For any filegroup, the latest version of the file slice (including anything to be compressed) is retained and the rest is cleaned up. As shown in figure 3, if the cleanup operation is triggered immediately after 10:30 in commit, the cleanup service will simply keep the latest version in each filegroup and delete the rest.

Figure 3: keep the latest file version in each filegroup

6. Configuration

Details and default values for all possible configurations can be found here.

7. Run command

Hudi's cleanup table service can be run as a separate process, along with data ingestion. As mentioned earlier, it will erase any stale files. If you want to run it with ingested data, you can run it synchronously or asynchronously using configuration. Or you can run the cleanup service independently using the following command:

[hoodie] $spark-submit-- class org.apache.hudi.utilities.HoodieCleaner\-- props s3:///temp/hudi-ingestion-config/config.properties\-- target-base-path s3:///temp/hudi\-- spark-master yarn-cluster

If you want to run the cleanup service asynchronously with writes, you can configure the following:

Hoodie.clean.automatic=truehoodie.clean.async=true

You can also use Hudi CLI to manage Hudi datasets. CLI provides the following commands for the cleanup service:

Cleans show

Clean showpartitions

Clean run

More details and related code for these commands can be found in the org.apache.hudi.cli.commands.CleansCommand class.
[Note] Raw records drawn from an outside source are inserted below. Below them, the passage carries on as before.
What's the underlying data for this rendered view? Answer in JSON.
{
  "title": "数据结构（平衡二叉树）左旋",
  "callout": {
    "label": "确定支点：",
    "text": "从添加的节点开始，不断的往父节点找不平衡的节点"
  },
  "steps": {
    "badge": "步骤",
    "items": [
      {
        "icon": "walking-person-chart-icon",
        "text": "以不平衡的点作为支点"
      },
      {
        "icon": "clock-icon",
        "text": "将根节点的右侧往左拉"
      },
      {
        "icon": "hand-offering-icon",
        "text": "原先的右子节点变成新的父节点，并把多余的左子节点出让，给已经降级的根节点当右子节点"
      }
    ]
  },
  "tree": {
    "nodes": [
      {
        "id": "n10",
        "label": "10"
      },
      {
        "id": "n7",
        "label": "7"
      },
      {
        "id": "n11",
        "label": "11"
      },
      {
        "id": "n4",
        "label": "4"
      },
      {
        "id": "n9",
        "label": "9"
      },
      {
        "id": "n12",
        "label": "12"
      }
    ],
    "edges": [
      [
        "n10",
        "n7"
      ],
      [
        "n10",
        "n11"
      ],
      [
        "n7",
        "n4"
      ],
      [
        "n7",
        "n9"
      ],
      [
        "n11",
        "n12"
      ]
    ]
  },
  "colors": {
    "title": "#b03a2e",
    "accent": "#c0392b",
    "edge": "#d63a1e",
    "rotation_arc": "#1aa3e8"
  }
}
Thank you for reading! This is the end of the article on "sample Analysis of Apache Hudi Multi-version cleaning Service". I hope the above content can be of some help to you, so that you can learn more knowledge. if you think the article is good, you can share it for more people to see!

Welcome to subscribe "Shulou Technology Information " to get latest news, interesting things and hot topics in the IT industry, and controls the hottest and latest Internet news, technology news and IT industry trends.

*The comments in the above article only represent the author's personal views and do not represent the views and positions of this website. If you have more insights, please feel free to contribute and share.